In a rare controversial announcement, Sunak limited entrepreneur’s relief to firms selling their business to £1 million over a lifetime, increasing the amount of tax paid by businesses sold at a profit of more than £1 million, down from £10 million. The only silver lining here was that many had expected the relief to be scrapped altogether.
‘Initial indications are that there are anti-forestalling rules which means that a lot of planning undertaken to get around this anticipated change will be ineffective,’ warned Michael Lewis, director at Frank Hirth. ‘There is a question whether this potential retrospective taxation rule is actually constitutional.’
Sunak also announced extra funding for HMRC to counter tax avoidance and evasion, although details were not outlined in today’s speech. Owl Private Office partner and Spear’s columnist Annamaria Koerling cautioned that the funding boost to HMRC raised concerns about a ‘potential witch hunt’ and noted the ‘irritation of dealing with an increased volume of enquiries which can be costly and emotionally draining’. But she gave the budget and its ‘fiscal boost’ a broad thumbs up, adding: ‘The compliant, UK resident wealthy taxpayers in the UK have emerged largely unscathed.’

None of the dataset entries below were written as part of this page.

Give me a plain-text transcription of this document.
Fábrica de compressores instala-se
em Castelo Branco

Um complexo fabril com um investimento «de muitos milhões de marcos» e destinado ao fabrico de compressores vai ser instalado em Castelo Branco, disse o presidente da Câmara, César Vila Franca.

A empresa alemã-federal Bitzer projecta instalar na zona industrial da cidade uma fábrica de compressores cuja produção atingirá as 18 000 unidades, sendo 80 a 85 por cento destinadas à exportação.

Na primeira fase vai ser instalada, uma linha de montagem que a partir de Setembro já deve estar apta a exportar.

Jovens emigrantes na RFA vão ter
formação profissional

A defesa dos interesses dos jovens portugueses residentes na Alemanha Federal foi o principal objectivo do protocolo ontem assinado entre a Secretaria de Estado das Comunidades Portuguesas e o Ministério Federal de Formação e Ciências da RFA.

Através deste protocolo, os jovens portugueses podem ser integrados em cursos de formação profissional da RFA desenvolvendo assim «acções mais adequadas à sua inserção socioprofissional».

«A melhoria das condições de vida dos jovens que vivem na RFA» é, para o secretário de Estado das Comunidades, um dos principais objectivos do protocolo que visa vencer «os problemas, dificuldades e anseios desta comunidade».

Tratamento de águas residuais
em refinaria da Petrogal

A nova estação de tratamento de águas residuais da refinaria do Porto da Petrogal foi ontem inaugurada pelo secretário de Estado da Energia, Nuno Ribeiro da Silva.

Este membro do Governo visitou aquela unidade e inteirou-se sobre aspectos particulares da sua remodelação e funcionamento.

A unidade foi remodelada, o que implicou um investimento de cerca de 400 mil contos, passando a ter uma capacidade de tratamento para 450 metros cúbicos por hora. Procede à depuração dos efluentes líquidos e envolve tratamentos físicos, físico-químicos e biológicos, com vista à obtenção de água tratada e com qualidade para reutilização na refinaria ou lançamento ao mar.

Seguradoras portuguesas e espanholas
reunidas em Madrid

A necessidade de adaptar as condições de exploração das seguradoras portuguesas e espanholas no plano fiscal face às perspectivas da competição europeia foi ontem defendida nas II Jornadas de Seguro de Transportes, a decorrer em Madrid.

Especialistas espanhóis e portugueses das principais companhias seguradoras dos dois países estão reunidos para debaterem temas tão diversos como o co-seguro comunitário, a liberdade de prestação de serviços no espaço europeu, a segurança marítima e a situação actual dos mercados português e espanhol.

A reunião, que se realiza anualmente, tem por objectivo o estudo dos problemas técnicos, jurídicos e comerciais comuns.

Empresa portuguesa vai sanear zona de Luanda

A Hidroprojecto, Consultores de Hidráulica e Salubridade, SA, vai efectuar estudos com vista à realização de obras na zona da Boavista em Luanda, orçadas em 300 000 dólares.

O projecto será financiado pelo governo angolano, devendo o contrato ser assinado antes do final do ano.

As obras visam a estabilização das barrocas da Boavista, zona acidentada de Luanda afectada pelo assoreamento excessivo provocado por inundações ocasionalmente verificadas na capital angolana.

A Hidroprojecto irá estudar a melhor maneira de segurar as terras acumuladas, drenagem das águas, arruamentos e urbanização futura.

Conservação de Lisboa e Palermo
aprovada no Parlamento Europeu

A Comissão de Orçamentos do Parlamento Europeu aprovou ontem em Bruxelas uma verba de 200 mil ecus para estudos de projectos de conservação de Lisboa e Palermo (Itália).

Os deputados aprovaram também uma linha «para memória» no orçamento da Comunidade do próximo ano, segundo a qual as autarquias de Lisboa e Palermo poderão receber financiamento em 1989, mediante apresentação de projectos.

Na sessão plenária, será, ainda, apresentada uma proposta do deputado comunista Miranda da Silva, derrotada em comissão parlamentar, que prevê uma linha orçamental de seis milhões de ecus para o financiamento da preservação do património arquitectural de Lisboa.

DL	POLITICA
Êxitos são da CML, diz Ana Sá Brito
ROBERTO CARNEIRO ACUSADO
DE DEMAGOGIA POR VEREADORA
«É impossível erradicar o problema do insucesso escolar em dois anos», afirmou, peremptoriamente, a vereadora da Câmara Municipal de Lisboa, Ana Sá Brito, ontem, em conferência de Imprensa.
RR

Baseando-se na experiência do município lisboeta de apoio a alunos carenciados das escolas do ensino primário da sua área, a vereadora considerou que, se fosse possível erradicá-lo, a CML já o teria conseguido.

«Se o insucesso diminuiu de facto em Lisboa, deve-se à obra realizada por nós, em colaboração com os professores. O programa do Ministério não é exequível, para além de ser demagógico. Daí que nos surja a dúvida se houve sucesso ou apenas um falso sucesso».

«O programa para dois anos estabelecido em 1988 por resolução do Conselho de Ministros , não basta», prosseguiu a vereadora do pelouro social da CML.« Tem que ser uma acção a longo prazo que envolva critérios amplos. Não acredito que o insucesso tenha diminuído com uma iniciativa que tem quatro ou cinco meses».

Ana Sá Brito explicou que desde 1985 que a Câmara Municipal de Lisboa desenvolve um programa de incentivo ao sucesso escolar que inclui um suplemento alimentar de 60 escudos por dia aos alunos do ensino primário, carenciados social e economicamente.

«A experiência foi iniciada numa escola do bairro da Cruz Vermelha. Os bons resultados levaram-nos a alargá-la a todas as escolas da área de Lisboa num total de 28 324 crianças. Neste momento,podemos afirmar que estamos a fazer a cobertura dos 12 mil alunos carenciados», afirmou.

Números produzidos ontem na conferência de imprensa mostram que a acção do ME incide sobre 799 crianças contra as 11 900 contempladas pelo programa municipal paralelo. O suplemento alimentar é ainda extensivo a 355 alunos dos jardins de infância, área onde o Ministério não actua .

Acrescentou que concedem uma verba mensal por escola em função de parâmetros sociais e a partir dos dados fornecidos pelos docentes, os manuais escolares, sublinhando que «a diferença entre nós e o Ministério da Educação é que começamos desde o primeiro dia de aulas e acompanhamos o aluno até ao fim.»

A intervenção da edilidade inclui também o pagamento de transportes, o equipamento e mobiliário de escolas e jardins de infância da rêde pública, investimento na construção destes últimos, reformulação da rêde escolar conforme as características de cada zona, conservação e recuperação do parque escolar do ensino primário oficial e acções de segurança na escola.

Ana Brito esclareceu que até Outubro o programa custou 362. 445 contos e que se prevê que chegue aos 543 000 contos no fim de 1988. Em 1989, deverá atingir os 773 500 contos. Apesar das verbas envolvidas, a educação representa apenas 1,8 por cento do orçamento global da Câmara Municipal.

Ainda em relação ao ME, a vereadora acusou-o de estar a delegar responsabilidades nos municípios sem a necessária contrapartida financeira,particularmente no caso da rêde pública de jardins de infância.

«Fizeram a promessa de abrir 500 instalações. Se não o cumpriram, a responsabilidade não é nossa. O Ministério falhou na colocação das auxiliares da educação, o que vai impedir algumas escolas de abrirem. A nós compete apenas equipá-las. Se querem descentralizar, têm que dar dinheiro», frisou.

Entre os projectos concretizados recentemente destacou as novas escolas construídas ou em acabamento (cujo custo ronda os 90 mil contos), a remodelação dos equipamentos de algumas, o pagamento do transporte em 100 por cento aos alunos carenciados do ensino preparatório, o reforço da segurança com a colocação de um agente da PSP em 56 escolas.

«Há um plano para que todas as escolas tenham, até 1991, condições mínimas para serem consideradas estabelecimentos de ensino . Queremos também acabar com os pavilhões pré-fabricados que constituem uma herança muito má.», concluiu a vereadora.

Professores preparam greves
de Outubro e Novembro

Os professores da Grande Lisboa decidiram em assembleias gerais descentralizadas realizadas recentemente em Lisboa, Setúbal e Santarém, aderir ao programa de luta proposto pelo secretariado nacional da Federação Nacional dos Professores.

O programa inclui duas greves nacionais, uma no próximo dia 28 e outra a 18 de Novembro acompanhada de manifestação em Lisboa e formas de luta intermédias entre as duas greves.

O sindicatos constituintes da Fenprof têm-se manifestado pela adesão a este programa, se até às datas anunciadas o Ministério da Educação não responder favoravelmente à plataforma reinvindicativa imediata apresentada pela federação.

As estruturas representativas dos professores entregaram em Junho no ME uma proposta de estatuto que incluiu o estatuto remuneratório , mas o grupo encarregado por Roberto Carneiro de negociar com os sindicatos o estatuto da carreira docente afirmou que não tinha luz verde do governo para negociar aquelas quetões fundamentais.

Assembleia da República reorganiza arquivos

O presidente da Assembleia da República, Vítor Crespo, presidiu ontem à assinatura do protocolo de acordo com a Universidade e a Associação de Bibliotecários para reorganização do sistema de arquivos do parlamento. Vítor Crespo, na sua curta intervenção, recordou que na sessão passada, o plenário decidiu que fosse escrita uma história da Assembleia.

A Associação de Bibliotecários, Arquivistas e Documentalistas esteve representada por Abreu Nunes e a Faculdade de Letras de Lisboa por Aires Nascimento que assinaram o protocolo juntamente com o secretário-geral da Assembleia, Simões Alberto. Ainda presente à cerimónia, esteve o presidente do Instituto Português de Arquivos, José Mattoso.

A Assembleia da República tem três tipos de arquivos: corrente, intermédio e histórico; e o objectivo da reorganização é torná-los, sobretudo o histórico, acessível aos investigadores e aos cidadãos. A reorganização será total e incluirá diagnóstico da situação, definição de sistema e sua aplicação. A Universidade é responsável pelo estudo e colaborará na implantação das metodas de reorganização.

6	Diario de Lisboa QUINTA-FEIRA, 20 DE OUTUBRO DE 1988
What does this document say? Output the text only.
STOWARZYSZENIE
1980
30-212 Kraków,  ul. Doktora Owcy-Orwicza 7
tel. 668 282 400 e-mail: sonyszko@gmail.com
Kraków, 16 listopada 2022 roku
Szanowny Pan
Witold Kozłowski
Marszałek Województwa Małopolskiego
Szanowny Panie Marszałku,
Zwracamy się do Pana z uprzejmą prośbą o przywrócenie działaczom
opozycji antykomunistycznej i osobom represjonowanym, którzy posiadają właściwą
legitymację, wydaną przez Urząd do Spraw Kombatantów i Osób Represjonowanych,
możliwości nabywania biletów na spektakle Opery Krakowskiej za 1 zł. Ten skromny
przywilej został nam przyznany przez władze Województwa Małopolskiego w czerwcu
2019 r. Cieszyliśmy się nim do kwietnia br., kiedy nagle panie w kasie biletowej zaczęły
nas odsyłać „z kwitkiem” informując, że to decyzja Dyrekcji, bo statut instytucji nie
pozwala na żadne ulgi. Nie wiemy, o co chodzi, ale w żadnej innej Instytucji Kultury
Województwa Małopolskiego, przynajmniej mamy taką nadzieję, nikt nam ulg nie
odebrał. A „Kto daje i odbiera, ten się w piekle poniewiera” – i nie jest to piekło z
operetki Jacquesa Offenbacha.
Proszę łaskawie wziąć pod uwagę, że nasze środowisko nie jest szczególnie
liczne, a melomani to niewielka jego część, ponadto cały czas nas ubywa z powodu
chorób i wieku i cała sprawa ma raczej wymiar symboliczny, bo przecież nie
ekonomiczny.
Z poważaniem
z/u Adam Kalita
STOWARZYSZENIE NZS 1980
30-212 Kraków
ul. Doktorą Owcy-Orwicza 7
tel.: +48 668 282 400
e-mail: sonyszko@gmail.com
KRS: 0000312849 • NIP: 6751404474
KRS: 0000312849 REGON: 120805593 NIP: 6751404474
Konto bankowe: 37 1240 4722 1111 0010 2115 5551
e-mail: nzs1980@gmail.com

James Quarmby, partner at Stephenson Harwood echoed Koerling’s concerns.
‘I am worried that the government will go too far and start attacking advisers who give more mundane tax advice,’ he told Spear’s. But he noted that the government’s pledge to raise standards in the market for tax advice would ‘probably involve legislation to ensure that all tax advisers are regulated by one of the existing bodies’.
‘If this is the case then it is a measure I would wholeheartedly – and rather obviously – support,’ he added.
Indeed UHNWs would be breathing a ‘sigh of relief’ at today’s announcements, according to Koerling. ‘There a respite – albeit a temporary one – from further tax increases,’ she added.
Notwithstanding reservations about stamp duty, Sunak’s efforts were welcomed elsewhere in the private client world. Chris Groves, a partner at Withers, said: ‘In a budget that was always going to be overshadowed by the coronavirus, spending and investment had long been trailed as the focus and Rishi Sunak did not fail to deliver.’